The way it used to be: Heidi running home (1997), as portrayed by Tomi Ungerer (1931-2019). Find the solar panels.
On sunny summer days, around noon, when you don't need the electricity yourself, the state pays you good money for whatever you can produce (which it doesn't really need either). Added to the grants and subsidies for the installation, that is money for nothing and kilowatt-hours for free.
Without the fixed price guarantee, solar panels on private houses would be a loss-making project. In summer around noon the market price would be close to zero. Which is exactly what the EU demands as part of the Electricity Agreement, an end to fixed pricing. Which puts me, as a fan of free-markets, into the painful position of having to agree with the EU on something.
Now that the EU has got plucky little Switzerland down on the ground, along comes an extra kicking. It demands the removal of the designation 'inland' for electricity generated in Switerland. Simple people like me would think 'so what? What's in a name?'
But the use of the term 'inland' would have allowed the electricity distributors to offer an option for patriotic consumers to choose supply contracts which specified only electricity produced in Switzerland. There are a surprising number of well-heeled Swiss people who will choose the 'good' option, however much more expensive it is. Such market rigging in the pursuit of some 'noble lie' has been the norm in Switzerland, for so long, in fact, that Swiss politicians no longer blush when they do it.
Take away the 'inland' option and the distributors are free to go shopping for electricity wherever they want – to the benefit of consumers, particularly those who are not house owners participating in the scam.
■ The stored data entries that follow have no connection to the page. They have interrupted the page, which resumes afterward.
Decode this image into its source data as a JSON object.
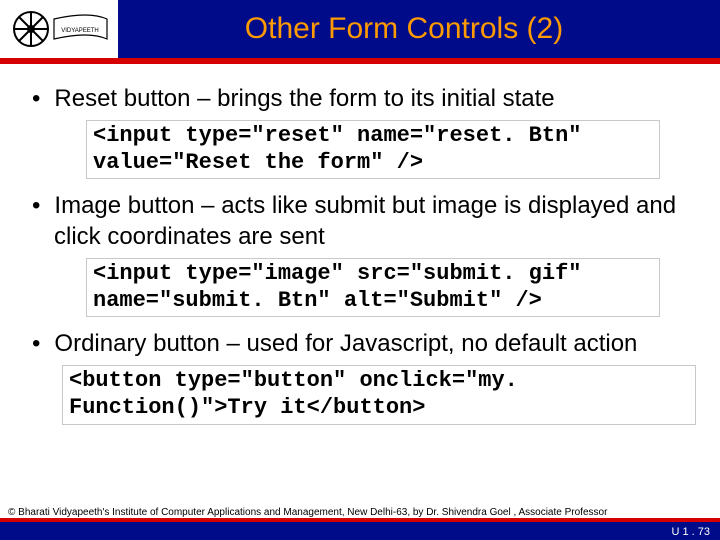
{
  "header": {
    "title": "Other Form Controls (2)"
  },
  "bullets": {
    "b1": "Reset button – brings the form to its initial state",
    "b2": "Image button – acts like submit but image is displayed and click coordinates are sent",
    "b3": "Ordinary button – used for Javascript, no default action"
  },
  "code": {
    "c1": "<input type=\"reset\" name=\"reset. Btn\" value=\"Reset the form\" />",
    "c2": "<input type=\"image\" src=\"submit. gif\" name=\"submit. Btn\" alt=\"Submit\" />",
    "c3": "<button type=\"button\" onclick=\"my. Function()\">Try it</button>"
  },
  "footer": {
    "copyright": "© Bharati Vidyapeeth's Institute of Computer Applications and Management, New Delhi-63, by Dr. Shivendra Goel , Associate Professor",
    "pageno": "U 1 . 73"
  }
}
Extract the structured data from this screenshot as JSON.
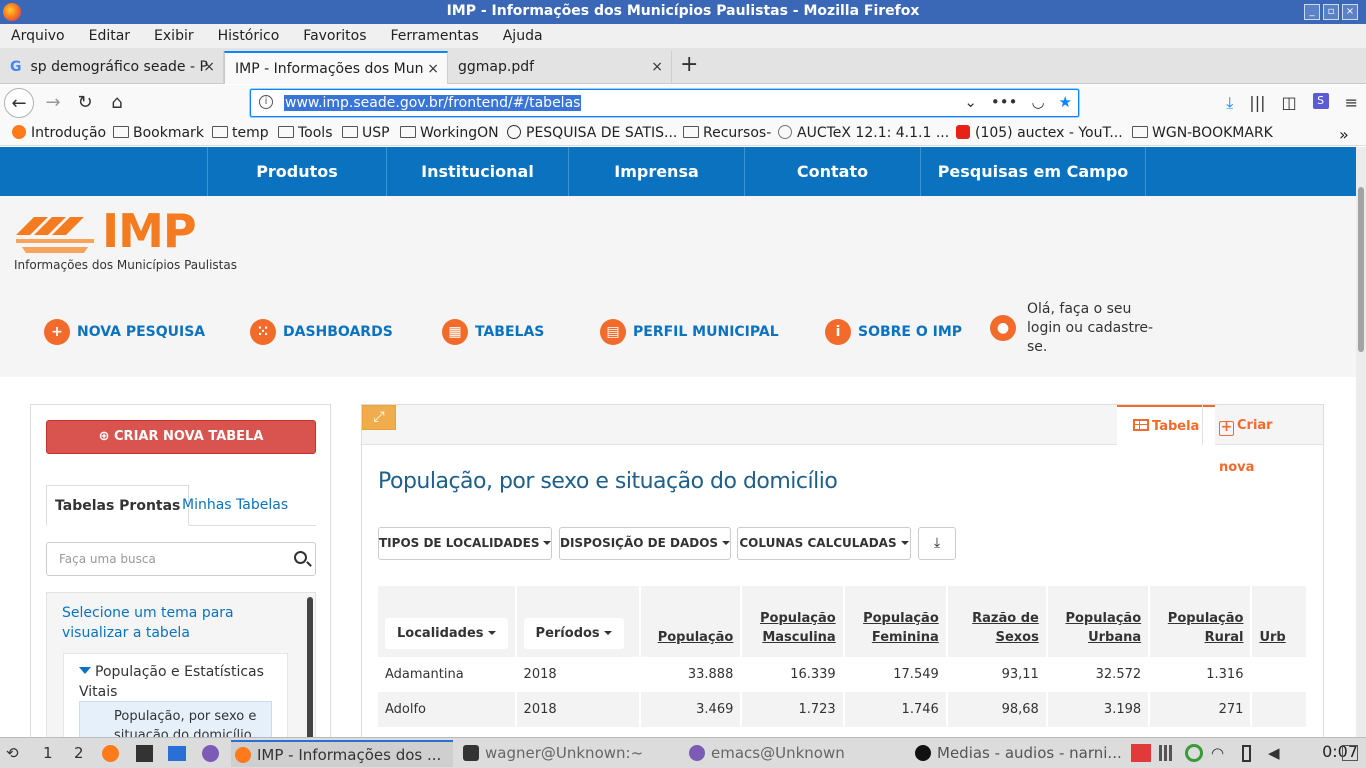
{
  "window": {
    "title": "IMP - Informações dos Municípios Paulistas - Mozilla Firefox",
    "controls": [
      "_",
      "▫",
      "×"
    ]
  },
  "menu": [
    "Arquivo",
    "Editar",
    "Exibir",
    "Histórico",
    "Favoritos",
    "Ferramentas",
    "Ajuda"
  ],
  "tabs": [
    {
      "label": "sp demográfico seade - P",
      "close": "×"
    },
    {
      "label": "IMP - Informações dos Munic",
      "close": "×"
    },
    {
      "label": "ggmap.pdf",
      "close": "×"
    }
  ],
  "newtab_label": "+",
  "nav": {
    "url": "www.imp.seade.gov.br/frontend/#/tabelas",
    "back": "←",
    "forward": "→",
    "reload": "↻",
    "home": "⌂",
    "url_icons": {
      "dropdown": "⌄",
      "more": "•••",
      "pocket": "◡",
      "star": "★"
    },
    "right_icons": {
      "download": "⤓",
      "library": "|||",
      "sidebar": "◫",
      "ext": "S",
      "menu": "≡"
    }
  },
  "bookmarks": [
    {
      "label": "Introdução",
      "type": "firefox"
    },
    {
      "label": "Bookmark",
      "type": "folder"
    },
    {
      "label": "temp",
      "type": "folder"
    },
    {
      "label": "Tools",
      "type": "folder"
    },
    {
      "label": "USP",
      "type": "folder"
    },
    {
      "label": "WorkingON",
      "type": "folder"
    },
    {
      "label": "PESQUISA DE SATIS...",
      "type": "globe"
    },
    {
      "label": "Recursos-",
      "type": "folder"
    },
    {
      "label": "AUCTeX 12.1: 4.1.1 ...",
      "type": "gnu"
    },
    {
      "label": "(105) auctex - YouT...",
      "type": "youtube"
    },
    {
      "label": "WGN-BOOKMARK",
      "type": "folder"
    }
  ],
  "bookmarks_more": "»",
  "site_nav": [
    "Produtos",
    "Institucional",
    "Imprensa",
    "Contato",
    "Pesquisas em Campo"
  ],
  "logo": {
    "text": "IMP",
    "subtitle": "Informações dos Municípios Paulistas"
  },
  "main_nav": [
    {
      "label": "NOVA PESQUISA",
      "icon": "+"
    },
    {
      "label": "DASHBOARDS",
      "icon": "⁙"
    },
    {
      "label": "TABELAS",
      "icon": "▦"
    },
    {
      "label": "PERFIL MUNICIPAL",
      "icon": "▤"
    },
    {
      "label": "SOBRE O IMP",
      "icon": "i"
    }
  ],
  "login": {
    "label": "Olá, faça o seu login ou cadastre-se.",
    "icon": "●"
  },
  "left_panel": {
    "create_button": "CRIAR NOVA TABELA",
    "create_icon": "⊕",
    "tab_ready": "Tabelas Prontas",
    "tab_mine": "Minhas Tabelas",
    "search_placeholder": "Faça uma busca",
    "hint": "Selecione um tema para visualizar a tabela",
    "group_title": "População e Estatísticas Vitais",
    "subitem": "População, por sexo e situação do domicílio"
  },
  "right_panel": {
    "expand_icon": "⤢",
    "tab_table": "Tabela",
    "tab_new": "Criar nova",
    "title": "População, por sexo e situação do domicílio",
    "dropdowns": [
      "TIPOS DE LOCALIDADES",
      "DISPOSIÇÃO DE DADOS",
      "COLUNAS CALCULADAS"
    ],
    "download_icon": "⤓"
  },
  "table": {
    "filter_localidades": "Localidades",
    "filter_periodos": "Períodos",
    "headers": [
      [
        "População"
      ],
      [
        "População",
        "Masculina"
      ],
      [
        "População",
        "Feminina"
      ],
      [
        "Razão de",
        "Sexos"
      ],
      [
        "População",
        "Urbana"
      ],
      [
        "População",
        "Rural"
      ],
      [
        "Urb"
      ]
    ],
    "rows": [
      [
        "Adamantina",
        "2018",
        "33.888",
        "16.339",
        "17.549",
        "93,11",
        "32.572",
        "1.316",
        ""
      ],
      [
        "Adolfo",
        "2018",
        "3.469",
        "1.723",
        "1.746",
        "98,68",
        "3.198",
        "271",
        ""
      ]
    ]
  },
  "taskbar": {
    "workspaces": [
      "1",
      "2"
    ],
    "windows": [
      {
        "label": "IMP - Informações dos ...",
        "color": "#ff7a1a"
      },
      {
        "label": "wagner@Unknown:~",
        "color": "#333333"
      },
      {
        "label": "emacs@Unknown",
        "color": "#7b5bb6"
      },
      {
        "label": "Medias - audios - narni...",
        "color": "#111111"
      }
    ],
    "clock": "0:07"
  }
}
Switzerland's puny solar installations cannot compete with the panels soaking up the sun around the Mediterranean, the French nuclear power stations, the Germans burning Russian gas and Braunkohle (lignite).
In effect, the EU has exposed the lefty green market manipulation for what it is and will, quite rightly, have none of it. The only trouble for the Swiss government is that all this manipulation has been undertaken to fulfill the results of a referendum. The Swiss government is now constitutionally obliged to obey the wishes of the citizens as expressed in that vote. Something's got to give.



The Swiss Energiestadt as foreseen by Fritz Lang in Metropolis (1927). Heidi will be in there somewhere.